Всякие угрызения совести по поводу непорядочности поставленной задачи
быстро заглушались постоянными напоминаниями себе самой, что моя работа
имеет большое значение для понимания незападных методов целительства.
Странные, нередко эксцентричные методы шаманизма станут более понятными
в свете совершенно иного интерпретационного контекста, что, в свою очередь,
расширит антропологические познания в целом.
-- Ты уже два дня не работала, -- сказала мне как-то Ритими, когда
солнце перевалило за полдень. -- Ты не спрашивала про вчерашние песни и
танцы. Разве ты не знаешь, что они очень важны? Если мы не будем петь и
плясать, охотники вернутся без мяса к празднику. -- Нахмурившись, она
бросила блокнот мне на колени. -- Ты даже ничего не рисовала в своей книжке.
-- Я отдохну несколько дней, -- ответила я, прижимая блокнот к груди,
словно самое дорогое, что у меня было. Не могла же я ей сказать, что каждая
оставшаяся драгоценная страничка предназначалась исключительно для записей
по шаманизму.
Ритими взяла мои ладони в свои, внимательно их осмотрела и, сделав
очень серьезную мину, заметила: -- Они очень устали, им надо отдохнуть.

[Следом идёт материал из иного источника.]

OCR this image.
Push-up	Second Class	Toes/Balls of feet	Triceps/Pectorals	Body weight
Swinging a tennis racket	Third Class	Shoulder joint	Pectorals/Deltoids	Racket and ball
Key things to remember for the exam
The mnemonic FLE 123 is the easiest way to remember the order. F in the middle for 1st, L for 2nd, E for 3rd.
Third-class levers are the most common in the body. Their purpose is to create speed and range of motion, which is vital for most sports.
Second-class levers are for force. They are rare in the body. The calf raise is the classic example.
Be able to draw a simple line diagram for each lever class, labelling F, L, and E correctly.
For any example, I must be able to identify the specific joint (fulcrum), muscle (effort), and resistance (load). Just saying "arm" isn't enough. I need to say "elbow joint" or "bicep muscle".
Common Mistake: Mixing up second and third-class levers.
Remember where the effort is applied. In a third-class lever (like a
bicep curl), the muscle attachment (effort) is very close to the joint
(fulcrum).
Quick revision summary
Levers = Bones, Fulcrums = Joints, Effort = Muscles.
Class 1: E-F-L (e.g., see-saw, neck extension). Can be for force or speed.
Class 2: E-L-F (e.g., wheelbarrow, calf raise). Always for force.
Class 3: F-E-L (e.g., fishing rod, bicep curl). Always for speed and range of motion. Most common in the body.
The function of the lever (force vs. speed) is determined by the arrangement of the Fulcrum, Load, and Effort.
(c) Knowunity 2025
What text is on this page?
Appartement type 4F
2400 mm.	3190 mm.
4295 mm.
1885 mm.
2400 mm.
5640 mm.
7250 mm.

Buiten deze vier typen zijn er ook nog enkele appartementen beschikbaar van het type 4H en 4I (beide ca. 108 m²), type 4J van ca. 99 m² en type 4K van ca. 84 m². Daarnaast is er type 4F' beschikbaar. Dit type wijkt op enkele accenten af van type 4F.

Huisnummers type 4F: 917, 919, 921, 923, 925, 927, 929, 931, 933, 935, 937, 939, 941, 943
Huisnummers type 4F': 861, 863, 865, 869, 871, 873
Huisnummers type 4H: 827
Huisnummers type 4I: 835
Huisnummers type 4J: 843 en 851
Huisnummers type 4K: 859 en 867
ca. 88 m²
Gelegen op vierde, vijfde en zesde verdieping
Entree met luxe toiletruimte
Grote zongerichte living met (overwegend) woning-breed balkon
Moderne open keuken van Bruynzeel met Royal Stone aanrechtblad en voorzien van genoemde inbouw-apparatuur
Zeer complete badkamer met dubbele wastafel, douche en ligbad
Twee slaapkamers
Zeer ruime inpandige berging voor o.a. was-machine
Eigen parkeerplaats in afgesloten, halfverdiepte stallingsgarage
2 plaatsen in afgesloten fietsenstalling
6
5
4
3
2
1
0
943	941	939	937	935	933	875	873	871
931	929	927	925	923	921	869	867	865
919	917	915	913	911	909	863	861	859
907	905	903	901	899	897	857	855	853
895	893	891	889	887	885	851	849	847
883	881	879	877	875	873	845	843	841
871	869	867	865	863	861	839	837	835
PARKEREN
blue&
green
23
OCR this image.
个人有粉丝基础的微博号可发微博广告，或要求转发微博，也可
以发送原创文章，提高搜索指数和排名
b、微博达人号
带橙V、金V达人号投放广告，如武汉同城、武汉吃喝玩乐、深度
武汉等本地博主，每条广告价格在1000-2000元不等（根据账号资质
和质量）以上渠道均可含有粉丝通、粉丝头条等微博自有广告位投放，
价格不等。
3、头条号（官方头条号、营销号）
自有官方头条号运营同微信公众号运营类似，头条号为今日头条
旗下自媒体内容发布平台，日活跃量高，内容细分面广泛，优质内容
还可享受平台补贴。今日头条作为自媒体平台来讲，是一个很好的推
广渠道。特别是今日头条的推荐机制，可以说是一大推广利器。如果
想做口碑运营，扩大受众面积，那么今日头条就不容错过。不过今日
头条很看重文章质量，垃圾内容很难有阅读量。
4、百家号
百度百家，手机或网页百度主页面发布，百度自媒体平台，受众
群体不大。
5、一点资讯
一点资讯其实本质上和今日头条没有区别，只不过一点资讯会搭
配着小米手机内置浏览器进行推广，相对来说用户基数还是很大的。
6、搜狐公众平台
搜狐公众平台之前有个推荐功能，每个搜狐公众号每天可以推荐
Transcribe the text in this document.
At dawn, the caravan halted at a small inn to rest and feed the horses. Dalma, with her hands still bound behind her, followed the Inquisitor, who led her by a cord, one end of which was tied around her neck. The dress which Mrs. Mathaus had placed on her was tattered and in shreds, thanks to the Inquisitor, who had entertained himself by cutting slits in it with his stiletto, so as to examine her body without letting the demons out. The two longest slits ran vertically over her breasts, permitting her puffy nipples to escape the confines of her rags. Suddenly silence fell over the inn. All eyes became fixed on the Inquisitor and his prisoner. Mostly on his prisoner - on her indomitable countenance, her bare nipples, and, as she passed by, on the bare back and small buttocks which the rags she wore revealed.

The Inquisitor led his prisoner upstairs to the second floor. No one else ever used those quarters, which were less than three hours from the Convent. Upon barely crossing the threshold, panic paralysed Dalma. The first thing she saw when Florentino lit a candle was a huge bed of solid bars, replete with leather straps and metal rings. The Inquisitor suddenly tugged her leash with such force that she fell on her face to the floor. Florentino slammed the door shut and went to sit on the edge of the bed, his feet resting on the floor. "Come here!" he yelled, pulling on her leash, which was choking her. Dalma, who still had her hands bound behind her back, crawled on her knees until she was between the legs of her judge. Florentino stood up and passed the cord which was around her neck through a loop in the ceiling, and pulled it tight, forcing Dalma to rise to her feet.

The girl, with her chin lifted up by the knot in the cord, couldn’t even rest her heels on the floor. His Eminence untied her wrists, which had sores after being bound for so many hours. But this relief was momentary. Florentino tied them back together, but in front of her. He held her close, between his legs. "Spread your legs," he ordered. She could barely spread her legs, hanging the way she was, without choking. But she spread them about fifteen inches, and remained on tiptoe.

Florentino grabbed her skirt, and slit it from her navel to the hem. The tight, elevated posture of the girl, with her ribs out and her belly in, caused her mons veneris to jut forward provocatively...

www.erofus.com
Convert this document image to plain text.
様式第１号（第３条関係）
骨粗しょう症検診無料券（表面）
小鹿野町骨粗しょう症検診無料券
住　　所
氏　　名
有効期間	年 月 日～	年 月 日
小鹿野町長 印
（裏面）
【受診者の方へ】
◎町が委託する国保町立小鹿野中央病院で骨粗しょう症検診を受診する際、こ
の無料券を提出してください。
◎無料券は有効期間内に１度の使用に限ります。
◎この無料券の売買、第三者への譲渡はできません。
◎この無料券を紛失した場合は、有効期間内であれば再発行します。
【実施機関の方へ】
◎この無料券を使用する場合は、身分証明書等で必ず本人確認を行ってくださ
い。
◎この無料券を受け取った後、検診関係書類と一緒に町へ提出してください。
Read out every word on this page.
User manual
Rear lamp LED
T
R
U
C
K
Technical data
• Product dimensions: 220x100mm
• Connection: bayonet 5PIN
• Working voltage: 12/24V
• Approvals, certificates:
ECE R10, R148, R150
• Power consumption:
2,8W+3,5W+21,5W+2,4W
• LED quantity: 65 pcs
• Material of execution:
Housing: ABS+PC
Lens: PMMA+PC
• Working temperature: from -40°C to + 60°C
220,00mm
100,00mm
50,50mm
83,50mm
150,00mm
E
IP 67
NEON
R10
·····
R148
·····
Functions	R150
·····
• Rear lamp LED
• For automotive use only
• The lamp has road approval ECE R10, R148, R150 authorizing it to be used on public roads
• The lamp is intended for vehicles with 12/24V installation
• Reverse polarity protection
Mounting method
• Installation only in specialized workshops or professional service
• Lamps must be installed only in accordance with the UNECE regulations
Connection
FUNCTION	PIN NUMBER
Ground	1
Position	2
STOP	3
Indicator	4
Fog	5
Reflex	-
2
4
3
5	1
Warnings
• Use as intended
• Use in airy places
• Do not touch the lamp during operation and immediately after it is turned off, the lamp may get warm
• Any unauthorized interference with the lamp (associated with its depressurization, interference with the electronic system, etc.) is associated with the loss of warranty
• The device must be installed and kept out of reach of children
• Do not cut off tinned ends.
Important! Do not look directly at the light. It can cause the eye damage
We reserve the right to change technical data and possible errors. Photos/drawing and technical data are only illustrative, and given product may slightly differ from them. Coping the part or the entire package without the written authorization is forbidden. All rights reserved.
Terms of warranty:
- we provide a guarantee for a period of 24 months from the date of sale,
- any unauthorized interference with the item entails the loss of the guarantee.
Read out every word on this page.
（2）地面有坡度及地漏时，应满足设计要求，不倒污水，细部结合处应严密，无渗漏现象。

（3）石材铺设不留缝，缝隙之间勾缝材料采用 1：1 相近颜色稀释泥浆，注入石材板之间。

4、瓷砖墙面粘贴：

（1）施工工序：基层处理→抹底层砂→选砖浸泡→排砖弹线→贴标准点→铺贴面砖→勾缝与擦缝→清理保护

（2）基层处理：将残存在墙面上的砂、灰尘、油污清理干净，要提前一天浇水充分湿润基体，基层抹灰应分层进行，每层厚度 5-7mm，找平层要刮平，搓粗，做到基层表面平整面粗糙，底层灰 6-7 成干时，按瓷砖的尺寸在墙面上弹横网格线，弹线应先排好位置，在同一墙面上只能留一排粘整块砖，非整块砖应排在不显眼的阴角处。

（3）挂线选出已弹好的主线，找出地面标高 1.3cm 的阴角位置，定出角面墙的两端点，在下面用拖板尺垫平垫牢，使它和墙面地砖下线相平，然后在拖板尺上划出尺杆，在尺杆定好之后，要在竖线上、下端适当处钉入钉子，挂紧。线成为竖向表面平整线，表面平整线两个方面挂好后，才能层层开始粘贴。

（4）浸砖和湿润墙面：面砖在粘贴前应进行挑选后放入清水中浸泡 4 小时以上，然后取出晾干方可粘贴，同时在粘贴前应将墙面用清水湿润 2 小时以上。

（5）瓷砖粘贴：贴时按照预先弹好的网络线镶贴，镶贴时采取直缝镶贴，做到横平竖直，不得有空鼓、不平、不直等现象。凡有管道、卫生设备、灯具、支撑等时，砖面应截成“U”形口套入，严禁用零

Мы расхохотались. Ритими всегда недоумевала, как я могу считать работой
разрисовывание моей книжки. Для нее работа означала прополку сорняков на
огороде, сбор топлива для очага и починку крыши шабоно.
-- Мне очень понравились и песни, и пляски, -- сказала я. -- Я узнала
твой голос. Он очень красивый.
Ритими просияла. -- Я очень хорошо пою. -- В ее утверждении была
очаровательная прямота и уверенность; она не хвастала, она лишь
констатировала факт.-- Я уверена, что охотники придут с большой добычей,
чтобы хватило накормить гостей на празднике.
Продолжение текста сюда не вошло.